Il est maniaque d'exercice physique, a travaillé pour une firme américaine de jeux vidéo et s'est lancé en politique il y a... trois semaines. À 53 ans, Yanis Varoufakis, nouveau ministre des Finances de la Grèce, n'est décidément pas un élu ordinaire. Portrait en cinq temps de l'homme qui tient le sort de la Grèce - et l'équilibre de l'Europe - entre ses mains.

PHÉNOMÈNE

Yanis Varoufakis a passé les dernières années à enseigner l'économie dans des universités du Royaume-Uni, de l'Australie et des États-Unis. Il n'est rentré en Grèce qu'au début de janvier.

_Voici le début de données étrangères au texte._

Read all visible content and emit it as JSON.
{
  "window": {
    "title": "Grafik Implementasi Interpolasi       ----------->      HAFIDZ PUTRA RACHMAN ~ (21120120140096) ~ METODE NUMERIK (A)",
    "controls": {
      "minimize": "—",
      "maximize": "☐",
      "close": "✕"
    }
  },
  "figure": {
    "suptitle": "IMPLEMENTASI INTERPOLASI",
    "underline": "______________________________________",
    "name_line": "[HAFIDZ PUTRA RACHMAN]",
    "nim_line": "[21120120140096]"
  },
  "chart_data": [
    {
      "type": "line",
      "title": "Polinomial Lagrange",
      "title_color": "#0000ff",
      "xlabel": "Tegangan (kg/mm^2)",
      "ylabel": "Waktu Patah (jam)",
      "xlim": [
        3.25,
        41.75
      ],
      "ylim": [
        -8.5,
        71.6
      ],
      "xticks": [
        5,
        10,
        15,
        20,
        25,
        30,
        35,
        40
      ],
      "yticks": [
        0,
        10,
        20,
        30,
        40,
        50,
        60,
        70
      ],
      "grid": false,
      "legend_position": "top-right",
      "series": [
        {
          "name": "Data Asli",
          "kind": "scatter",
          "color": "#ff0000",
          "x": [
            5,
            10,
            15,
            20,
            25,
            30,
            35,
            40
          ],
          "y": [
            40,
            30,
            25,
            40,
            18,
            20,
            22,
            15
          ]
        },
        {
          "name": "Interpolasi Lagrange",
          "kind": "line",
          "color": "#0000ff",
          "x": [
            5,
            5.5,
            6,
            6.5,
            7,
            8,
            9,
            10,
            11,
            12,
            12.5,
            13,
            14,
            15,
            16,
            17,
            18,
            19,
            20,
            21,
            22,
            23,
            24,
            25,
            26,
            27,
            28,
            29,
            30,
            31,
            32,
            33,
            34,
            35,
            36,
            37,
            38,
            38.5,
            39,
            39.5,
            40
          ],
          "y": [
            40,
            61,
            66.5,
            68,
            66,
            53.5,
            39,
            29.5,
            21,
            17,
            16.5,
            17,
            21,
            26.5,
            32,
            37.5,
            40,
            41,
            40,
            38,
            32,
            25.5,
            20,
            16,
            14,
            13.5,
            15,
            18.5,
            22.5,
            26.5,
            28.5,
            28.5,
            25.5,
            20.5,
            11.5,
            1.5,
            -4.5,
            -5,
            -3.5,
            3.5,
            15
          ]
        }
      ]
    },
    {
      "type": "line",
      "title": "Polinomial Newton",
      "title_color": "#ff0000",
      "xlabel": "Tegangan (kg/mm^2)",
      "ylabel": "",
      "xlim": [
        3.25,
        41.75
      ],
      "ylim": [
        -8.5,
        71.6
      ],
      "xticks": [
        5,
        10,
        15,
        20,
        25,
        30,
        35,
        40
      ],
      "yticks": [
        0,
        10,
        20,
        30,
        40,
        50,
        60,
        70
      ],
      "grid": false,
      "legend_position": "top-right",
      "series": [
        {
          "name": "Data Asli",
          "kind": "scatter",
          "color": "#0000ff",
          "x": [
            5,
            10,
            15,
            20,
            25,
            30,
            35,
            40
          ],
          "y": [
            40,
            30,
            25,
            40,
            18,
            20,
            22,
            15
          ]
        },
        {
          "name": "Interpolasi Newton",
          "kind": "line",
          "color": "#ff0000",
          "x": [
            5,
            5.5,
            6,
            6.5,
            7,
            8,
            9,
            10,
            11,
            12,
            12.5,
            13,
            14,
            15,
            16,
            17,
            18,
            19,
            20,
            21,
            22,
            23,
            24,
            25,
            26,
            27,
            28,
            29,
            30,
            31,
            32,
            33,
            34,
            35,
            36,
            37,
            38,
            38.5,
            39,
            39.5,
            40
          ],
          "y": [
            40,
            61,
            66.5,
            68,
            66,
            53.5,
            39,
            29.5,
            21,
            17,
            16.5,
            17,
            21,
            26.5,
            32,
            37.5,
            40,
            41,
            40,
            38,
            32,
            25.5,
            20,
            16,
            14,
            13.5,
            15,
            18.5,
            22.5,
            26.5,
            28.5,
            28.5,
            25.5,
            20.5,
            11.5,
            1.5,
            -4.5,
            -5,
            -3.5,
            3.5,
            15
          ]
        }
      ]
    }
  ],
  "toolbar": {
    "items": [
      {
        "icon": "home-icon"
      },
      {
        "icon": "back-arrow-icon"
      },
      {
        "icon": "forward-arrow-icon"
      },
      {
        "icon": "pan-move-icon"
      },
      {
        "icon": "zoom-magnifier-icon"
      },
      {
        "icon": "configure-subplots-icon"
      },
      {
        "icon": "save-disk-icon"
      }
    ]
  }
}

Or, M. Varoufakis a été élu haut la main au Parlement grec, dimanche dernier, et est devenu ministre des Finances mardi. Ses politiques, campées à gauche, il les énonce depuis des années sur son blogue, qu'il alimente presque quotidiennement. «La Grèce vit une grande dépression, et le pacte signé avec l'Europe est de la torture fiscale pour notre pays, a-t-il dit à la BBC cette semaine. Il faut avoir un débat rationnel avec nos partenaires européens sur la marche à suivre.»

1987

M. Varoufakis a commencé à enseigner l'économie à l'Université d'Essex, au Royaume-Uni, en 1987, avant même d'avoir obtenu son doctorat, décerné par le même établissement. Depuis, sa carrière a suivi un parcours atypique: de 2004 à 2006, il a été conseiller économique du premier ministre grec Georges Papandréou, a publié plusieurs livres et voyagé avec sa femme, l'artiste Danaé Stratou, le long de plusieurs murs du monde, notamment en Palestine et à la frontière mexicano-américaine.

JEUX VIDÉO

En 2012, M. Varoufakis a accepté une offre d'emploi inusitée: le cofondateur de la société multimilliardaire de jeux vidéo Valve, Gabe Newell, l'a invité à devenir économiste pour son entreprise. Tim Fernholz, journaliste économique au site new-yorkais Quartz, a interviewé Yanis Varoufakis à cette époque. «Pour ses jeux virtuels en ligne, Valve propose aux joueurs d'acheter des objets virtuels, et ces "économies virtuelles» étaient devenues difficiles à gérer, dit M. Fernholz en entrevue téléphonique. Le rôle de Varoufakis était d'appliquer des solutions.» Il n'est pas exceptionnel qu'une société de jeux fasse appel à un économiste, dit-il. «Plusieurs économistes reconnus étudient les mondes virtuels des jeux vidéo. C'est une façon d'expérimenter avec des modèles qui comptent des millions de participants.»

240 Milliards

L'Union européenne a déjà déboursé 240 milliards d'euros (près de 345 milliards de dollars) pour sauver la Grèce depuis cinq ans. «Le problème, c'est que moins de 10% de cette somme est allé en Grèce, a dit M. Varoufakis cette semaine. Le reste a servi à payer les créanciers étrangers, c'est tombé dans le trou noir d'une dette qu'il est impossible de soutenir à long terme. Nous devons minimiser le coût de la débâcle grecque pour les contribuables allemands, portugais, slovaques.» Sa grande idée est de lier le paiement de la dette extérieure grecque à la croissance de l'économie du pays, «de façon à ce que nous puissions faire des paiements réalistes».

RADICAL?

Dans la presse, Yanis Varoufakis est souvent présenté comme un radical de gauche. Tim Fernholz critique cette épithète. «Il est peut-être radical si on le regarde depuis les États-Unis, mais en Europe, à cause de ses idées et de ses perspectives, il est beaucoup moins radical.» Dans une récente entrevue, M. Varoufakis a résumé son défi ainsi: «Nous devons offrir à [la chancelière allemande Angela Merkel] une façon d'emballer une nouvelle entente pour qu'elle puisse ensuite la vendre aux parlementaires allemands.» Scinder l'Union européenne et orchestrer une sortie pour la Grèce est dangereux et n'est pas envisageable, a-t-il dit.